Révision constitutionnelle : pourquoi le vote de l’Assemblée nationale risque d’être annulé

Le duel institutionnel qui oppose l’Assemblée nationale au président Bassirou Diomaye Faye autour de la révision constitutionnelle atteint son paroxysme. Pour le Dr Mor Fall, enseignant à la Faculté des Sciences juridiques et politiques (FSJP) de l’UCAD, le chef de l’État agit dans le respect le plus strict de la légalité. Analyse d’un psychodrame juridique aux conséquences décisives.

Le climat politique est électrique. Saisi par le président de la République, le Conseil constitutionnel est désormais au centre de toutes les attentions. Dans un entretien accordé à L’Observateur, le juriste Mor Fall apporte un éclairage indispensable pour comprendre les enjeux de cette bataille de procédure.

Une prérogative présidentielle indiscutable

Loin de s’apparenter à une manœuvre politique, le recours déposé par le président Bassirou Diomaye Faye est, selon le Dr Fall, une « normalité institutionnelle ». En s’appuyant sur l’article 74 de la Constitution, le locataire du Palais dispose d’une prérogative claire : contester la régularité du processus d’adoption d’une révision constitutionnelle.

« Il s’agit ici d’un recours en inconstitutionnalité par voie d’action », rappelle l’universitaire. Une démarche qui souligne la volonté de l’exécutif de garantir la conformité des textes à la Loi fondamentale.

Les zones d’ombre de l’Assemblée : une procédure fragilisée ?

Sur le fond, l’analyse du Dr Mor Fall pointe des failles procédurales majeures au sein de l’hémicycle. Deux points de blocage sont particulièrement ciblés :

Le non-respect de l’article 82 : Le juriste souligne que tout amendement aggravant les charges publiques sans mesures de compensation est irrecevable. Or, comme l’a relevé le garde des Sceaux, Me Moussa Sarr, cette compensation cruciale fait défaut dans le rapport parlementaire.

L’accroc du vote bloqué : Le rejet de la demande de vote bloqué formulée par le gouvernement est perçu comme une entorse supplémentaire aux règles du jeu parlementaire.

L’ultime rempart : vers une invalidation par les « 7 Sages » ?

Pour le Dr Mor Fall, ces griefs soulevés par le gouvernement ne sont pas anodins. S’ils sont jugés fondés, ils pourraient purement et simplement invalider la procédure de révision.

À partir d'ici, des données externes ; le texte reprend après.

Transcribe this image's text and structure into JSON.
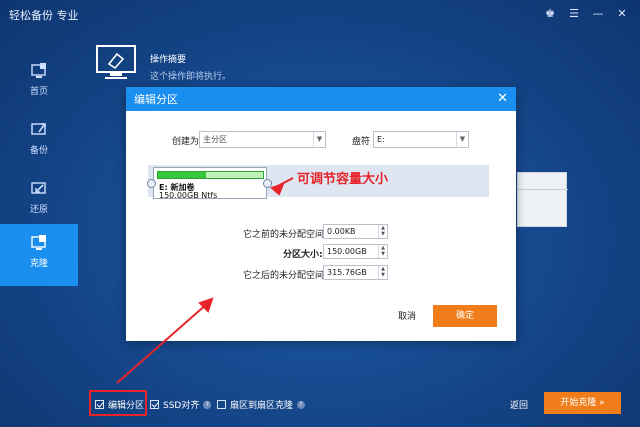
{
  "app": {
    "title": "轻松备份 专业"
  },
  "window_controls": [
    "crown-icon",
    "menu-icon",
    "minimize-icon",
    "close-icon"
  ],
  "sidebar": {
    "items": [
      {
        "label": "首页",
        "icon": "home-icon"
      },
      {
        "label": "备份",
        "icon": "backup-icon"
      },
      {
        "label": "还原",
        "icon": "restore-icon"
      },
      {
        "label": "克隆",
        "icon": "clone-icon",
        "active": true
      }
    ]
  },
  "header": {
    "title": "操作摘要",
    "subtitle": "这个操作即将执行。"
  },
  "dialog": {
    "title": "编辑分区",
    "create_as_label": "创建为",
    "create_as_value": "主分区",
    "drive_letter_label": "盘符",
    "drive_letter_value": "E:",
    "partition_name": "E: 新加卷",
    "partition_size": "150.00GB Ntfs",
    "used_fraction": 0.47,
    "unalloc_before_label": "它之前的未分配空间:",
    "unalloc_before_value": "0.00KB",
    "partition_size_label": "分区大小:",
    "partition_size_value": "150.00GB",
    "unalloc_after_label": "它之后的未分配空间:",
    "unalloc_after_value": "315.76GB",
    "cancel_label": "取消",
    "ok_label": "确定"
  },
  "annotation": {
    "text": "可调节容量大小",
    "color": "#e8242a"
  },
  "bottom": {
    "edit_partition_label": "编辑分区",
    "ssd_align_label": "SSD对齐",
    "sector_clone_label": "扇区到扇区克隆",
    "back_label": "返回",
    "start_label": "开始克隆 »"
  },
  "colors": {
    "accent": "#1a8ff0",
    "action": "#f07d1a",
    "partition": "#34c93a"
  }
}
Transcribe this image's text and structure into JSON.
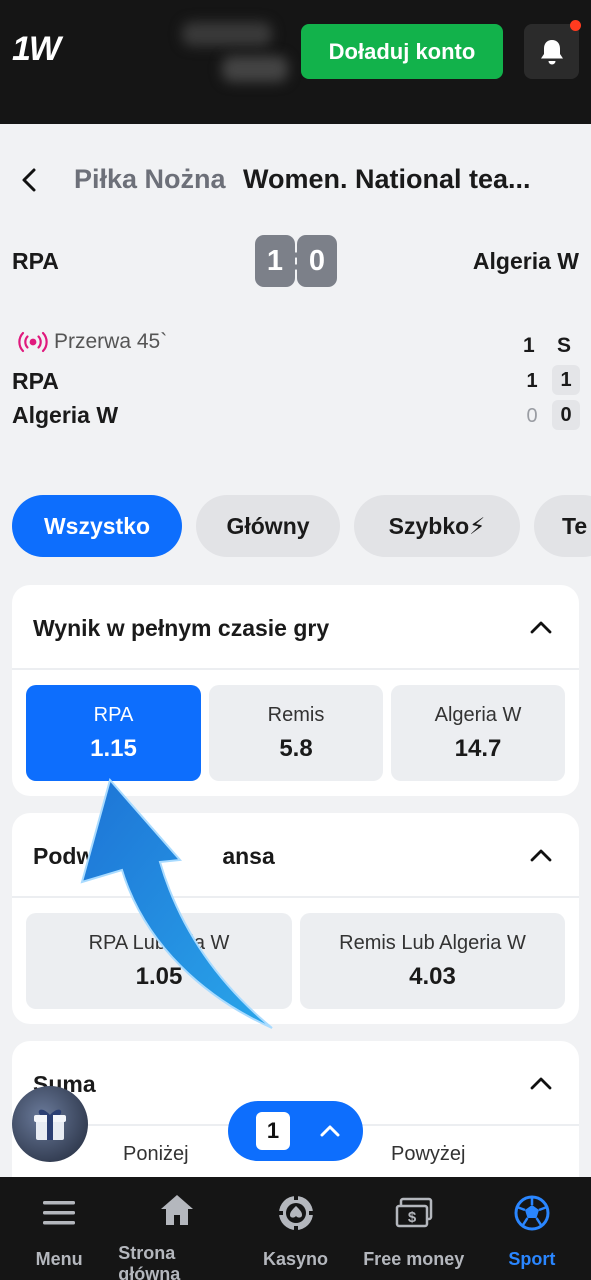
{
  "header": {
    "logo": "1W",
    "topup_label": "Doładuj konto"
  },
  "breadcrumb": {
    "sport": "Piłka Nożna",
    "event": "Women. National tea..."
  },
  "match": {
    "home": "RPA",
    "away": "Algeria W",
    "score_home": "1",
    "score_away": "0",
    "status": "Przerwa 45`",
    "columns": [
      "1",
      "S"
    ],
    "rows": [
      {
        "team": "RPA",
        "p1": "1",
        "s": "1"
      },
      {
        "team": "Algeria W",
        "p1": "0",
        "s": "0"
      }
    ]
  },
  "tabs": [
    {
      "label": "Wszystko",
      "active": true
    },
    {
      "label": "Główny",
      "active": false
    },
    {
      "label": "Szybko⚡",
      "active": false
    },
    {
      "label": "Te",
      "active": false
    }
  ],
  "markets": [
    {
      "title": "Wynik w pełnym czasie gry",
      "outcomes": [
        {
          "label": "RPA",
          "odd": "1.15",
          "selected": true
        },
        {
          "label": "Remis",
          "odd": "5.8",
          "selected": false
        },
        {
          "label": "Algeria W",
          "odd": "14.7",
          "selected": false
        }
      ]
    },
    {
      "title": "Podwójna szansa",
      "title_visible": "Podw",
      "title_visible_end": "ansa",
      "outcomes": [
        {
          "label": "RPA Lub Algeria W",
          "label_visible": "RPA Lub",
          "label_visible_end": "eria W",
          "odd": "1.05",
          "odd_visible": "1.05",
          "selected": false
        },
        {
          "label": "Remis Lub Algeria W",
          "odd": "4.03",
          "selected": false
        }
      ]
    },
    {
      "title": "Suma",
      "outcomes": [
        {
          "label": "Poniżej"
        },
        {
          "label": "Powyżej"
        }
      ]
    }
  ],
  "betslip": {
    "count": "1"
  },
  "bottom_nav": [
    {
      "label": "Menu",
      "icon": "menu-icon",
      "active": false
    },
    {
      "label": "Strona główna",
      "icon": "home-icon",
      "active": false
    },
    {
      "label": "Kasyno",
      "icon": "casino-chip-icon",
      "active": false
    },
    {
      "label": "Free money",
      "icon": "money-icon",
      "active": false
    },
    {
      "label": "Sport",
      "icon": "soccer-ball-icon",
      "active": true
    }
  ],
  "colors": {
    "primary": "#0d6efd",
    "topup": "#12b24b",
    "dark": "#151515",
    "live": "#e0197d"
  }
}
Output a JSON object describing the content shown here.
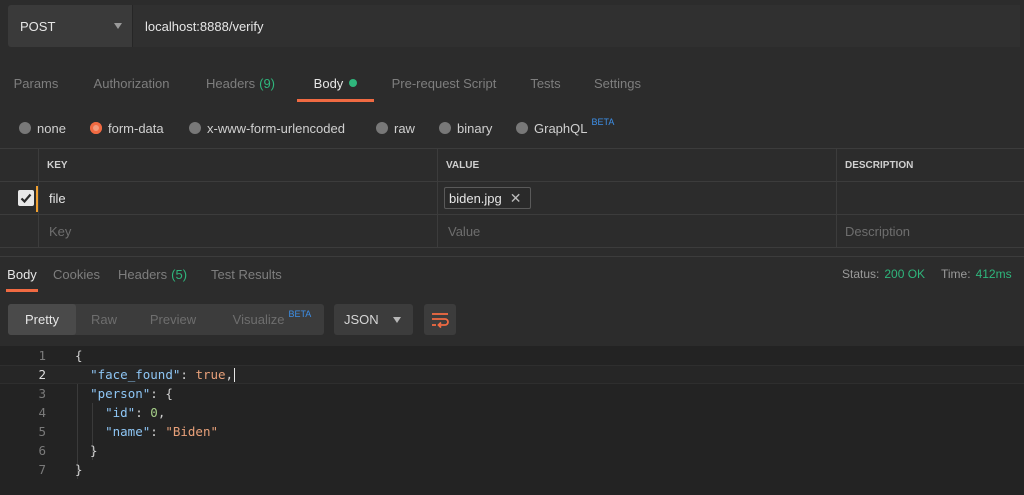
{
  "request": {
    "method": "POST",
    "url": "localhost:8888/verify"
  },
  "request_tabs": {
    "params": "Params",
    "authorization": "Authorization",
    "headers": "Headers",
    "headers_count": "(9)",
    "body": "Body",
    "prerequest": "Pre-request Script",
    "tests": "Tests",
    "settings": "Settings"
  },
  "body_types": {
    "none": "none",
    "form_data": "form-data",
    "urlencoded": "x-www-form-urlencoded",
    "raw": "raw",
    "binary": "binary",
    "graphql": "GraphQL",
    "beta": "BETA",
    "selected": "form-data"
  },
  "params_table": {
    "headers": {
      "key": "KEY",
      "value": "VALUE",
      "description": "DESCRIPTION"
    },
    "rows": [
      {
        "checked": true,
        "key": "file",
        "value": "biden.jpg",
        "description": ""
      }
    ],
    "placeholders": {
      "key": "Key",
      "value": "Value",
      "description": "Description"
    }
  },
  "response_tabs": {
    "body": "Body",
    "cookies": "Cookies",
    "headers": "Headers",
    "headers_count": "(5)",
    "test_results": "Test Results"
  },
  "response_status": {
    "status_label": "Status:",
    "status_value": "200 OK",
    "time_label": "Time:",
    "time_value": "412ms"
  },
  "view": {
    "pretty": "Pretty",
    "raw": "Raw",
    "preview": "Preview",
    "visualize": "Visualize",
    "beta": "BETA",
    "language": "JSON"
  },
  "code": {
    "line_numbers": [
      "1",
      "2",
      "3",
      "4",
      "5",
      "6",
      "7"
    ],
    "key_face_found": "\"face_found\"",
    "val_true": "true",
    "key_person": "\"person\"",
    "key_id": "\"id\"",
    "val_id": "0",
    "key_name": "\"name\"",
    "val_name": "\"Biden\""
  },
  "colors": {
    "accent": "#f06a42",
    "success": "#2fb67c",
    "beta": "#3d8fe8"
  }
}
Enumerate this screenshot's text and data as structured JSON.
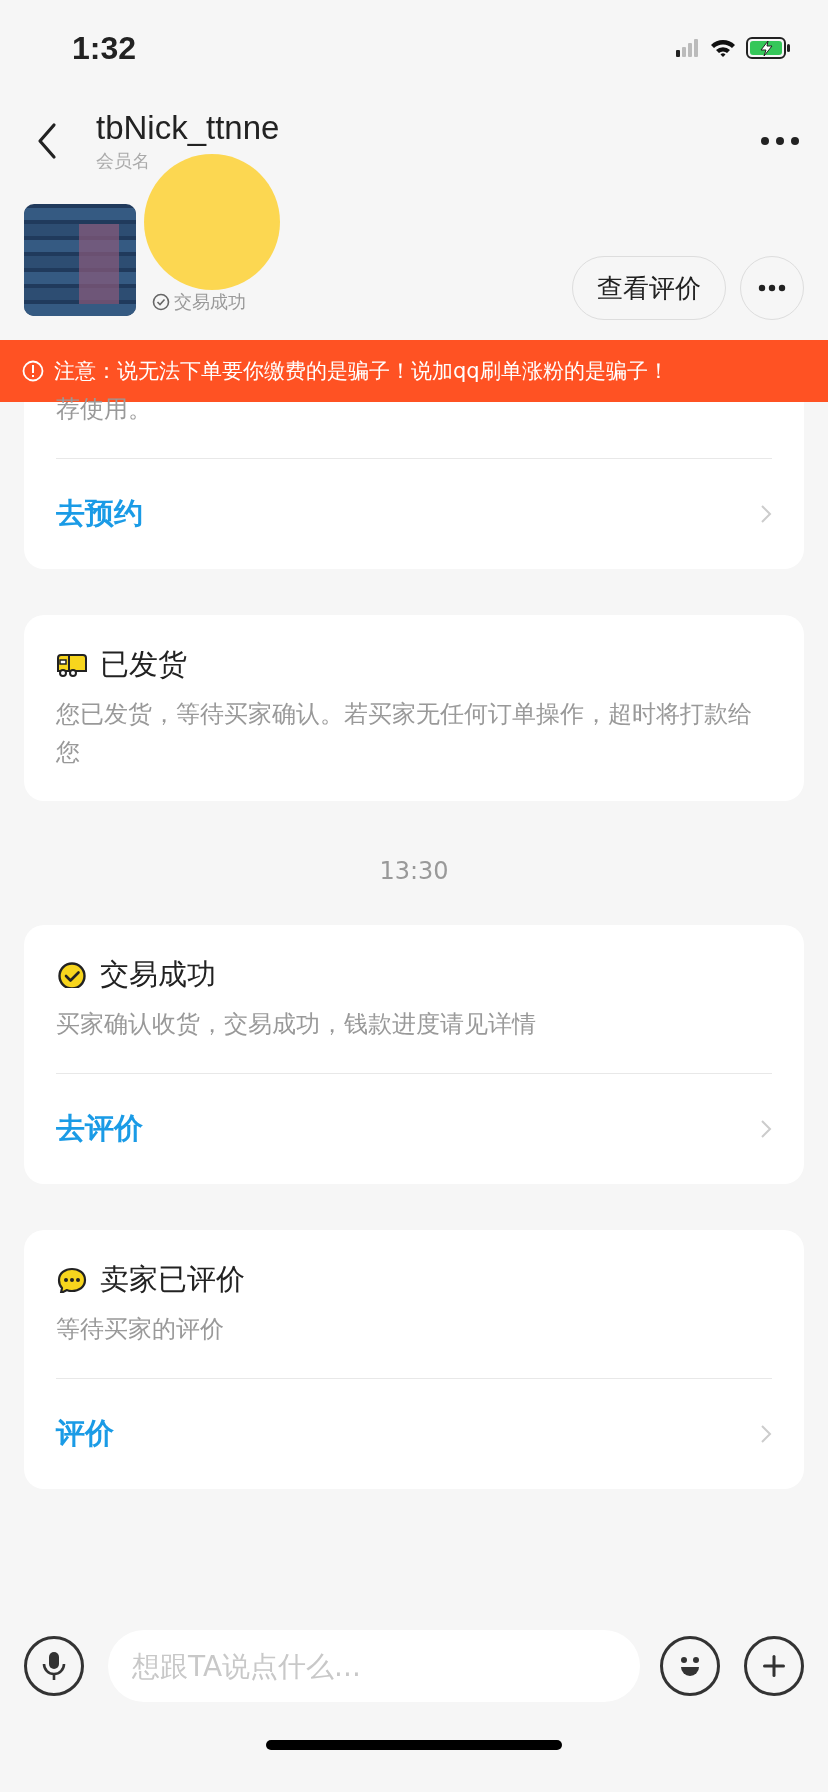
{
  "status_bar": {
    "time": "1:32"
  },
  "header": {
    "title": "tbNick_ttnne",
    "subtitle": "会员名"
  },
  "order": {
    "kind": "picture",
    "status": "交易成功",
    "buttons": [
      "查看评价"
    ]
  },
  "notice": {
    "text": "注意：说无法下单要你缴费的是骗子！说加qq刷单涨粉的是骗子！"
  },
  "messages": [
    {
      "kind": "booking",
      "body": "荐使用。",
      "action": "去预约"
    },
    {
      "kind": "shipped",
      "title": "已发货",
      "body": "您已发货，等待买家确认。若买家无任何订单操作，超时将打款给您"
    },
    {
      "kind": "time",
      "text": "13:30"
    },
    {
      "kind": "success",
      "title": "交易成功",
      "body": "买家确认收货，交易成功，钱款进度请见详情",
      "action": "去评价"
    },
    {
      "kind": "review",
      "title": "卖家已评价",
      "body": "等待买家的评价",
      "action": "评价"
    }
  ],
  "input": {
    "placeholder": "想跟TA说点什么..."
  }
}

L’enjeu est colossal, car la décision du Conseil constitutionnel sera sans appel. En vertu de l’article 92 de la Constitution, les arrêts des Sages s’imposent à tous les pouvoirs publics sans aucune voie de recours possible. Si la loi est rejetée, l’Assemblée nationale se retrouvera dans une impasse juridique totale, fermant ainsi la porte à toute tentative de contournement.

Le verdict du Conseil constitutionnel est désormais très attendu. Au-delà du débat juridique, c’est l’équilibre des pouvoirs et la stabilité de nos institutions qui se jouent devant la plus haute juridiction du pays.